A friend once told me that she had always been troubled by the story of Noah's ark until a friend of hers said, "It's just a story!"
"Do you believe it's just a story, Brant?" she asked me.
The answer, as is usually the case with me, was a little complicated. I don't think that the story of Noah's ark is a factual record of historical events. There is no geological evidence of a worldwide flood. Details in the story are far-fetched. The occasional claim that someone has found the ark always proves to be little more than wishful thinking. In short, it just didn't happen.
But that doesn't mean it's "just a story."
Once again what we are dealing with is narrative theology. Some of the theological assertions of the story include:
1. God is displeased with human wickedness and violence.
2. God acts to preserve creation.
3. Despite human sinfulness, God has hung up his bow.
Again, we are faced with an account that portrays God as changing, even repenting. This is not the picture of God that most of us hold.
Oh, and once again it seems that God is a carnivore. Or at least, God enjoys the smell of a good barbecue.
Genesis 9 begins with another assertion of human dominion over all other creatures. We are, after all, at the top of the food chain. How to ethically exercise that dominion is a question of constant, and growing, importance.
The statement that "those who spill human blood shall have their blood spilled by humans" seems to give divine warrant to the practice of capital punishment. Is it significant that humans--not God--are given responsibility for punishing those who spill blood?
Chapter 9 also marks the first covenant that God makes with humans. Never again will God destroy the earth, at least not by a flood. An old Gospel song notes the loophole:
God gave Noah the rainbow sign.
Won't be a flood, be a fire next time.
Having learned the story of Noah's ark as a child, I always took a certain comfort in seeing a rainbow. I took it as a reminder that God is kindly disposed to his human creation. Reading the text closely reveals that the sign is not for us.
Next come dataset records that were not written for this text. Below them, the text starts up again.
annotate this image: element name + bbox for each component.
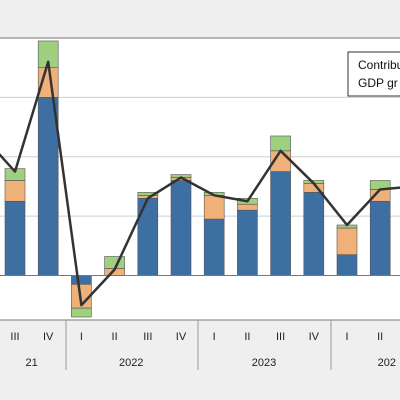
x-tick-label: II [244, 331, 250, 343]
bar-segment-0 [71, 275, 92, 285]
x-tick-label: I [213, 331, 216, 343]
bar-segment-0 [336, 254, 358, 276]
bar-segment-0 [170, 180, 192, 276]
year-labels: 21 2022 2023 202 [25, 357, 396, 369]
bar-segment-0 [203, 218, 225, 276]
x-tick-label: II [377, 331, 383, 343]
bar-segment-0 [369, 200, 391, 276]
gdp-growth-line [0, 60, 400, 307]
legend-box [347, 51, 400, 97]
x-tick-label: I [345, 331, 348, 343]
x-tick-label: III [276, 331, 285, 343]
x-tick-label: I [80, 331, 83, 343]
x-tick-label: II [112, 331, 118, 343]
bar-segment-0 [270, 171, 291, 276]
gridlines [0, 96, 400, 217]
bar-segment-1 [336, 227, 358, 255]
plot-area [0, 38, 400, 320]
bar-segment-2 [137, 192, 159, 196]
bar-segment-0 [137, 197, 159, 276]
legend-line-2: GDP gr [358, 76, 398, 90]
bar-segment-1 [203, 195, 225, 220]
x-tick-label: III [10, 331, 19, 343]
bar-segment-0 [303, 192, 325, 276]
legend: Contribu GDP gr [347, 51, 400, 97]
x-tick-label: IV [309, 331, 320, 343]
x-axis-ticks: IIIIVIIIIIIIVIIIIIIIVIIIIII [10, 331, 383, 343]
x-tick-label: IV [176, 331, 187, 343]
bar-stacks [4, 40, 391, 318]
bar-segment-0 [237, 209, 258, 276]
legend-line-1: Contribu [358, 58, 400, 72]
bar-segment-1 [237, 203, 258, 211]
year-label: 21 [25, 357, 37, 369]
bar-segment-2 [104, 256, 125, 269]
x-tick-label: IV [43, 331, 54, 343]
year-label: 2023 [252, 357, 276, 369]
year-label: 2022 [119, 357, 143, 369]
bar-segment-2 [270, 135, 291, 152]
bar-segment-1 [4, 180, 26, 202]
x-tick-label: III [143, 331, 152, 343]
bar-segment-2 [71, 307, 92, 318]
year-label: 202 [378, 357, 396, 369]
bar-segment-0 [4, 200, 26, 276]
bar-segment-0 [37, 97, 59, 276]
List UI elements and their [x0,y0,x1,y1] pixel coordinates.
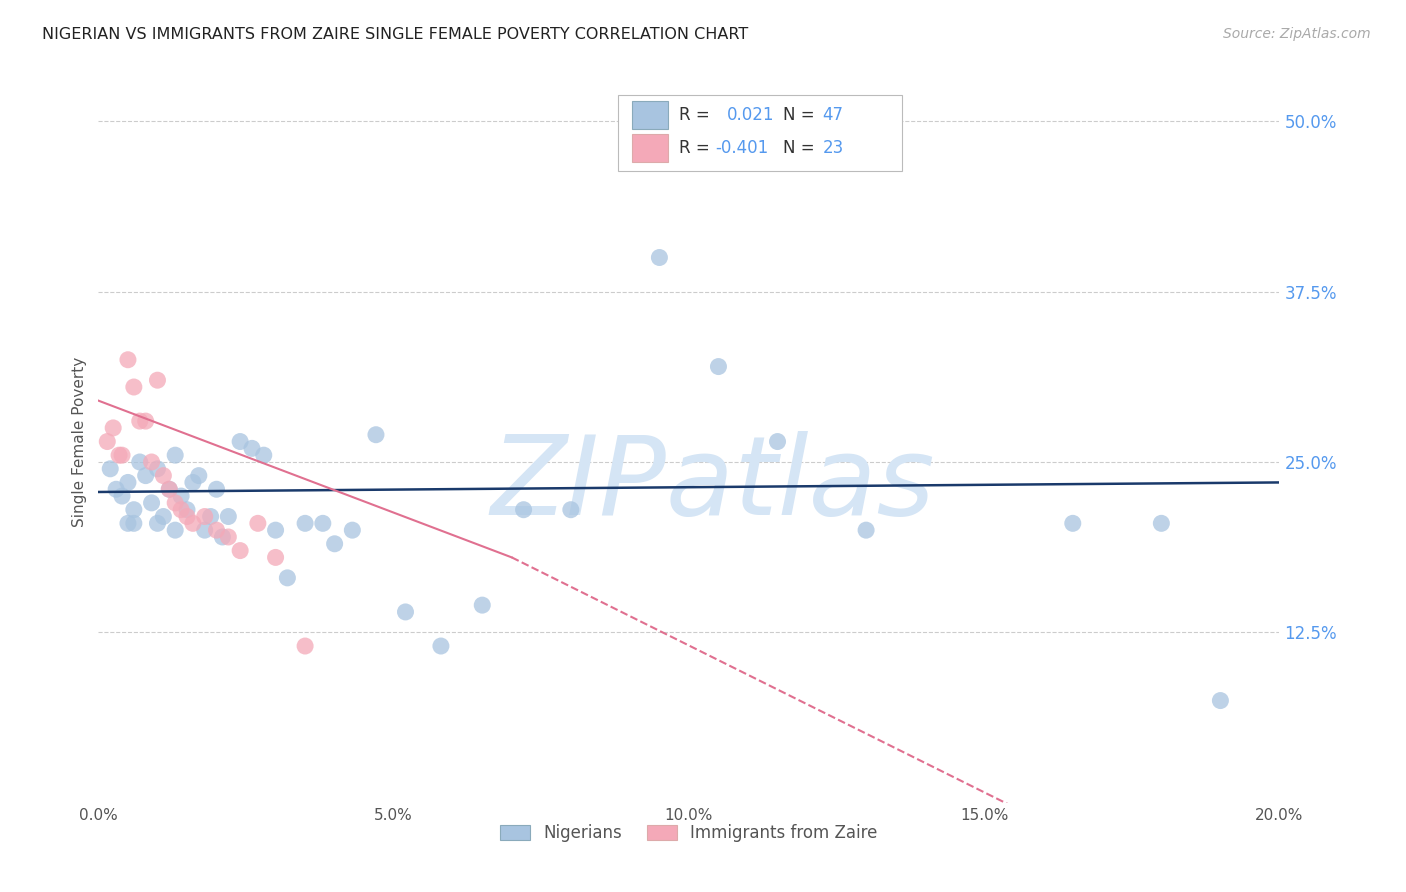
Y-axis label: Single Female Poverty: Single Female Poverty [72,357,87,526]
Point [135,468,157,483]
Text: -0.401: -0.401 [714,139,768,157]
Point [117,516,139,531]
Point [122,380,145,394]
Point [240,442,263,456]
Text: Source: ZipAtlas.com: Source: ZipAtlas.com [1223,27,1371,41]
Point [253,448,276,462]
Point [170,502,193,516]
Point [122,502,145,516]
Point [512,502,534,516]
Point [111,489,134,503]
Point [205,482,228,496]
Text: N =: N = [783,139,815,157]
Point [128,455,150,469]
Point [194,523,217,537]
Point [194,509,217,524]
Point [146,516,169,531]
Point [217,530,239,544]
Point [152,468,174,483]
Point [141,496,163,510]
Point [111,448,134,462]
Point [205,523,228,537]
Point [264,523,287,537]
Point [1209,693,1232,707]
Point [187,468,209,483]
Point [855,523,877,537]
Point [430,639,453,653]
Point [157,482,180,496]
Point [217,509,239,524]
Point [176,509,198,524]
Point [229,543,252,558]
Point [1062,516,1084,531]
Point [135,414,157,428]
Point [276,571,298,585]
Text: NIGERIAN VS IMMIGRANTS FROM ZAIRE SINGLE FEMALE POVERTY CORRELATION CHART: NIGERIAN VS IMMIGRANTS FROM ZAIRE SINGLE… [42,27,748,42]
Point [766,434,789,449]
Point [294,516,316,531]
Point [294,639,316,653]
Point [560,502,582,516]
Point [157,482,180,496]
Point [98,462,121,476]
Point [117,475,139,490]
Point [200,509,222,524]
Point [103,421,125,435]
Point [165,523,187,537]
Point [146,462,169,476]
FancyBboxPatch shape [633,135,668,162]
Point [364,427,387,442]
FancyBboxPatch shape [619,95,901,170]
Point [246,516,269,531]
Point [648,251,671,265]
Point [312,516,335,531]
Point [181,516,204,531]
Point [108,448,131,462]
Text: 0.021: 0.021 [727,106,775,124]
Text: R =: R = [679,106,716,124]
Point [141,455,163,469]
Point [211,530,233,544]
Text: R =: R = [679,139,710,157]
Point [122,516,145,531]
Text: N =: N = [783,106,815,124]
Legend: Nigerians, Immigrants from Zaire: Nigerians, Immigrants from Zaire [494,817,884,848]
Point [342,523,364,537]
FancyBboxPatch shape [633,101,668,128]
Point [146,373,169,387]
Point [264,550,287,565]
Text: ZIPatlas: ZIPatlas [491,432,935,539]
Point [105,482,128,496]
Point [181,475,204,490]
Point [170,489,193,503]
Point [165,496,187,510]
Point [152,509,174,524]
Point [117,352,139,367]
Point [394,605,416,619]
Point [1150,516,1173,531]
Text: 23: 23 [823,139,844,157]
Point [96,434,118,449]
Point [323,537,346,551]
Point [707,359,730,374]
Point [165,448,187,462]
Point [128,414,150,428]
Point [471,598,494,612]
Point [229,434,252,449]
Point [176,502,198,516]
Text: 47: 47 [823,106,844,124]
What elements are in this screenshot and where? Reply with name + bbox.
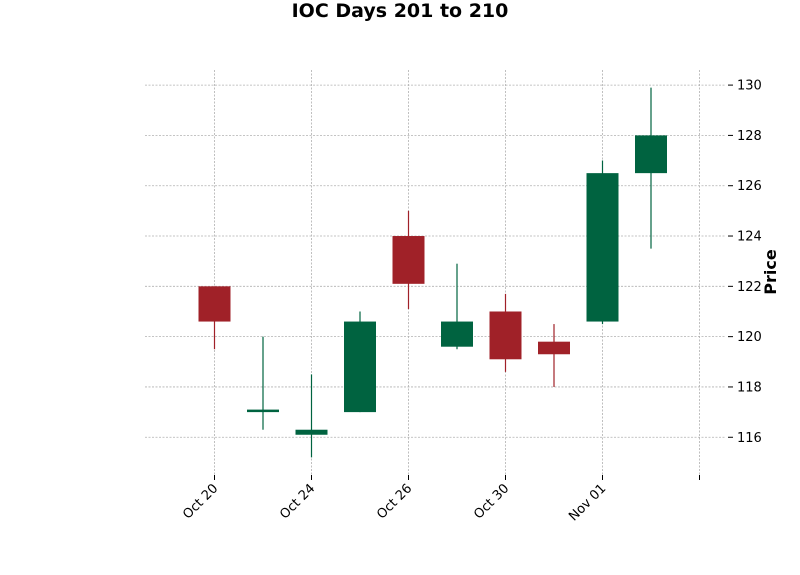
x-tick-label: Oct 20 xyxy=(180,481,221,522)
candle-body xyxy=(441,321,473,347)
candles xyxy=(198,87,667,458)
chart-title: IOC Days 201 to 210 xyxy=(292,0,509,22)
y-tick-label: 116 xyxy=(737,431,762,446)
x-tick-label: Oct 24 xyxy=(277,481,318,522)
candle-body xyxy=(344,321,376,413)
y-tick-label: 130 xyxy=(737,79,762,94)
candle xyxy=(344,311,376,413)
candle xyxy=(538,324,570,387)
candle xyxy=(247,336,279,430)
y-axis-label: Price xyxy=(761,249,780,295)
candle-body xyxy=(586,173,619,322)
y-tick-label: 126 xyxy=(737,179,762,194)
candle-body xyxy=(538,341,570,355)
candle-body xyxy=(247,409,279,413)
candle-body xyxy=(295,429,328,435)
candle-body xyxy=(635,135,667,174)
candle-body xyxy=(392,236,425,284)
y-tick-label: 128 xyxy=(737,129,762,144)
candle xyxy=(198,286,231,350)
x-tick-label: Oct 30 xyxy=(471,481,512,522)
grid xyxy=(145,70,726,475)
y-tick-label: 122 xyxy=(737,280,762,295)
x-tick-label: Oct 26 xyxy=(374,481,415,522)
axes: 116 118 120 122 124 126 128 130 Oct 20 Oct 24 Oct … xyxy=(180,79,762,525)
candle xyxy=(586,160,619,325)
candle xyxy=(489,293,522,372)
candle xyxy=(392,210,425,309)
x-tick-label: Nov 01 xyxy=(566,481,609,524)
candle-body xyxy=(489,311,522,360)
y-tick-label: 120 xyxy=(737,330,762,345)
candle xyxy=(295,374,328,458)
candle xyxy=(441,263,473,350)
y-tick-label: 118 xyxy=(737,380,762,395)
y-tick-label: 124 xyxy=(737,230,762,245)
candle xyxy=(635,87,667,249)
candle-body xyxy=(198,286,231,322)
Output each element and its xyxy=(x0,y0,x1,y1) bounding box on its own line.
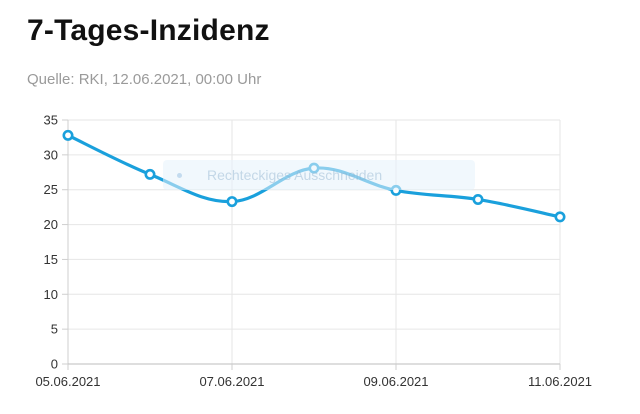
chart-title: 7-Tages-Inzidenz xyxy=(27,14,270,47)
source-note: Quelle: RKI, 12.06.2021, 00:00 Uhr xyxy=(27,71,262,88)
y-tick-label: 0 xyxy=(51,357,58,372)
y-tick-label: 10 xyxy=(44,287,58,302)
snip-overlay: Rechteckiges Ausschneiden xyxy=(163,160,475,190)
y-axis-ticks: 0 5 10 15 20 25 30 35 xyxy=(44,113,68,372)
x-tick-label: 11.06.2021 xyxy=(528,374,592,389)
grid-lines xyxy=(67,119,561,364)
x-tick-label: 09.06.2021 xyxy=(363,374,428,389)
y-tick-label: 30 xyxy=(44,147,58,162)
x-tick-label: 07.06.2021 xyxy=(199,374,264,389)
data-point xyxy=(554,211,566,223)
y-tick-label: 20 xyxy=(44,217,58,232)
data-point xyxy=(144,168,156,180)
data-point xyxy=(226,196,238,208)
x-tick-label: 05.06.2021 xyxy=(35,374,100,389)
y-tick-label: 35 xyxy=(44,113,58,128)
axes xyxy=(67,120,560,365)
data-point xyxy=(472,193,484,205)
snip-dot-icon xyxy=(177,173,182,178)
snip-overlay-label: Rechteckiges Ausschneiden xyxy=(207,167,383,183)
y-tick-label: 15 xyxy=(44,252,58,267)
y-tick-label: 25 xyxy=(44,182,58,197)
y-tick-label: 5 xyxy=(51,322,58,337)
data-point xyxy=(62,129,74,141)
x-axis-ticks: 05.06.2021 07.06.2021 09.06.2021 11.06.2021 xyxy=(35,364,592,389)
It is there to remind God of the covenant.
Again I wonder, is God forgetful?
Chapter 9 ends with a strange episode. Noah gets drunk and passes out in his tent. His son Ham sees him naked. (There is a strong aversion to nakedness in the Hebrew scriptures). For this Ham receives a curse.
Noah's three sons are portrayed as the ancestors of nations. Shem is the father of the Semites, including the Hebrew people. Ham is the ancestor of some of Israel's enemy nations, including, and especially, the Canaanites. Japheth's offspring become the people of the coastlands.
Chapter 10 details this genealogical information. It's childish, I know, but the name Nimrod (v. 8 ff.) makes me giggle.
In chapter 11 we find the well-known story of the Tower of Babel. There is sarcastic humor in this passage. First the people say, "Come, let us make bricks...." Then, using the same formula, they say, "Come, let us build a city and a tower...." In response God mockingly says "Come, let us go down and confuse their language...."
This story provides a mythic explanation for the diversity of human languages. It also serves as a warning, as did the Adam and Eve episode, against the hubristic human desire to take the place of God. Then again, we might ask whether God is jealous of, or threatened by, human achievement
This view of God as changeable, growing, capricious, and possibly forgetful is only one of the Bible's views of God. I don't think it is the picture of God that most of us carry in our heads. It might be troubling for some of us. Others might find it comforting.
If God can change his* mind, then we can relate to God in direct and personal ways, perhaps even swaying God's opinions and actions. In just a few chapters we will read about Abraham arguing with God over the fate of Sodom. Abraham may not quite win that argument, but God is, in some measure, persuaded by Abraham.
Speaking of Abraham, the passage at hand ends with another genealogy. This one's formulaic recital traces a line from Noah's son Shem (ancestor of the Semites) to Abram (whose name will be changed to Abraham). Abram is the major player in the next section of Genesis. We are also introduced to his wife Sarai (who will become Sarah) and to the problem of her infertility.
I hate the word barren.
For Day 4, we read Genesis 12-15.
*God is neither male nor female. I use the masculine pronoun to refer to God because that is the biblical convention. I suspect that most of the biblical writers actually pictured God as male.